Shagbark Hickory is a plastic species, meaning that its natural range encompasses a wide variety of climates and soils. The takeaway here is that not all Shagbark Hickory trees are created equally in terms of site tolerance. A southern genotype is better adapted to alluvial (floodplain) soils, while northern genotypes can tolerate a drier site. Additionally, trees that aren’t adapted to the local climate and soils may not provide the ecological benefits that a ‘true’ native tree can. Southern plants tend to flower later, which prevents their fruit from maturing in time for our falls. A prime example of this is Pecan trees (Carya illinoinensis) planted in Wisconsin. They will grow and survive even our toughest winters, but never fruit. However, I must add a disclaimer that this is all conjecture and best guesses- I don’t have any concrete, scientific evidence to definitively say that non-local Shagbark Hickory will not produce fruit in Wisconsin. If you want to experiment with non-local stock, go for it! No one ever advanced the field by doing the same thing as everyone else.

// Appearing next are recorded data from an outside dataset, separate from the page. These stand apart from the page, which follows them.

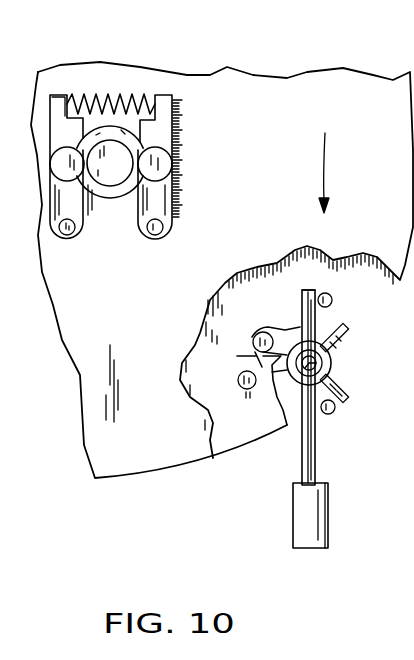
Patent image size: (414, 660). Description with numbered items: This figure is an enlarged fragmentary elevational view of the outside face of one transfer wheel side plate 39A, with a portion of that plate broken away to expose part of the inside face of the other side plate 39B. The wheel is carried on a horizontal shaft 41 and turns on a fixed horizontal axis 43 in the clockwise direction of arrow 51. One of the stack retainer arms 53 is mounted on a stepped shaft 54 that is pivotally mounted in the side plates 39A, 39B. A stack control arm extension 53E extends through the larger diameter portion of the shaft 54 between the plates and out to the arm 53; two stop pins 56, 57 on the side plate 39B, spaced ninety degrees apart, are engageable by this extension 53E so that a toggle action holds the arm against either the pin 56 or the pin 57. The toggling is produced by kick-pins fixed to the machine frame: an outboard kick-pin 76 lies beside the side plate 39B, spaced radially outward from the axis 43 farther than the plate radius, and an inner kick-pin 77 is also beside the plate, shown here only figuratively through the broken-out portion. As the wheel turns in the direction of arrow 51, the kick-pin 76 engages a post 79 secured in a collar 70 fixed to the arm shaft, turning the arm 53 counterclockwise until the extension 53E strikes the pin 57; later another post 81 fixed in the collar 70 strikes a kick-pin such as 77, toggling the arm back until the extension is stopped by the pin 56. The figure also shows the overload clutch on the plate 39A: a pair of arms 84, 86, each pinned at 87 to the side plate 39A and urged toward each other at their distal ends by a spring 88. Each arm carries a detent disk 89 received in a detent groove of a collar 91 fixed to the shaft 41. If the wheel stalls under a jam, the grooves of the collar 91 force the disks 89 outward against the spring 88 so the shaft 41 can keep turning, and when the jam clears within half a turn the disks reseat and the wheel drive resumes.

The side plate 39A is at (120, 457).
The side plate 39B is at (240, 432).
The horizontal shaft 41 is at (108, 182).
The horizontal axis 43 is at (112, 163).
The arrow 51 is at (329, 163).
The retainer arm 53 is at (313, 470).
The arm extension 53E is at (300, 315).
The stepped shaft 54 is at (316, 362).
The stop pin 56 is at (326, 293).
The stop pin 57 is at (243, 392).
The collar 70 is at (330, 350).
The outboard kick-pin 76 is at (343, 388).
The inner kick-pin 77 is at (253, 350).
The post 79 is at (336, 409).
The post 81 is at (347, 320).
The clutch arm 84 is at (158, 193).
The clutch arm 86 is at (58, 107).
The pin 87 is at (69, 234).
The spring 88 is at (102, 97).
The detent disk 89 is at (63, 163).
The collar 91 is at (136, 148).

Shagbark Hickory is a member of Juglandaceae family and does produce a miniscule amount of Juglone. Is it enough to make me worried about where to plant a tree? Absolutely not. But if you plan on having a tomato garden around your hickory, you may be disappointed. While the levels of juglone exuded by hickory pale in comparison to Black Walnut, members of the Solanaceae (Nightshade) family, like tomatoes, are highly sensitive to juglone.

Like oaks, Shagbark Hickory develops a deep taproot from seed and is notoriously difficult to transplant. The taproot is vital to a forest tree, allowing it to store energy in preparation for a canopy opening. This isn’t as important when you’ve got a nursery tree growing at adequate spacing and minimal competition. Our Shagbark Hickories are given a custom treatment in our nursery to ensure a healthy, fibrous, easily transplanted root mass. Growing Shagbark Hickory from seed can be a rewarding activity at home if you have access to nuts. However, don’t expect them to enjoy or even survive being dug up and moved after planting.

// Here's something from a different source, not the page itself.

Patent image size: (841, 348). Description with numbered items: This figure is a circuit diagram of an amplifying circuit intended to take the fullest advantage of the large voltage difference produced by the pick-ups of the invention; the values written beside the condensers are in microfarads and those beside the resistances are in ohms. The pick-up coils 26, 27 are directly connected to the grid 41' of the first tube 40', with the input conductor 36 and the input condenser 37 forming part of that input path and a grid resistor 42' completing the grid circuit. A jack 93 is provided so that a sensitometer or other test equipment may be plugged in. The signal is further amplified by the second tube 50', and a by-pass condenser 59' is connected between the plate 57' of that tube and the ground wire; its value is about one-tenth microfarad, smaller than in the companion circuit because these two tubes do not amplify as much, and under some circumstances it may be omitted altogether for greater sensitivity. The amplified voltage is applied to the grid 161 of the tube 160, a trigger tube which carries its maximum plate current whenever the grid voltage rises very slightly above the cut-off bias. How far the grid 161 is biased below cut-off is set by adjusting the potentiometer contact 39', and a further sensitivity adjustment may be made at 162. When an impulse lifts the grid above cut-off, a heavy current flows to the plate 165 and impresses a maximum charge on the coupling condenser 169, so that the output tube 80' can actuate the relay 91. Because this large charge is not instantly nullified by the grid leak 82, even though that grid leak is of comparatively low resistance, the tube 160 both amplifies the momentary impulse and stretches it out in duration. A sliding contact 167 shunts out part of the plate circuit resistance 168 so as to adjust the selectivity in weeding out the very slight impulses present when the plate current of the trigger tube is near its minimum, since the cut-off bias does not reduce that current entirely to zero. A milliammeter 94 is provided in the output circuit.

Shagbark Hickory is restricted by fire. Its smooth bark when young is especially sensitive to fire damage, and even large trees can die from a wildfire. Commercially, Shagbark Hickory is valued for its dense, durable, flexible wood. Historically it was favored for use in wooden wheels, while today it’s a preferred choice for tool handles. The inner bark has been used to make a yellow dye, but don’t try this one on a landscape tree- remember, the inner bark is where growth happens, and damaging it will open the tree up to infection. Shagbark Hickory is also one of the best firewood sources, second only to Black Locust in energy per volume. And I would be remiss if I forgot to mention the wonderful flavor that Hickory chips can give in a smoker.

Continue the Shagbark lore by reading Mike Yanny’s article, A Tree For Me, Hickory.

Companion Plants:

Shagbark Hickory is extremely coarse in texture; not quite as much as Kentucky Coffeetree, but more than Maples and Oaks. Pairing fine-textured upright shrubs at the base is an excellent contrast year-round. Consider using Redtwig Dogwood, Little Devil or Dwarf Ninebark, Dwarf Bush Honeysuckle, and Glossy Black Chokeberry in a natural garden. Or, if you prefer a more formal look, use Violet Uprising Lilac, any Boxwood cultivar, or a creeper like Deutzia to add a more refined aesthetic to your space. I recommend making a bed as close to the drip-line as possible since it will help collect the leaf and nut litter the tree drops annually. You won’t have to spend your time raking husks out of the lawn, and you’ll have less lawn to mow- it’s a win-win in my book.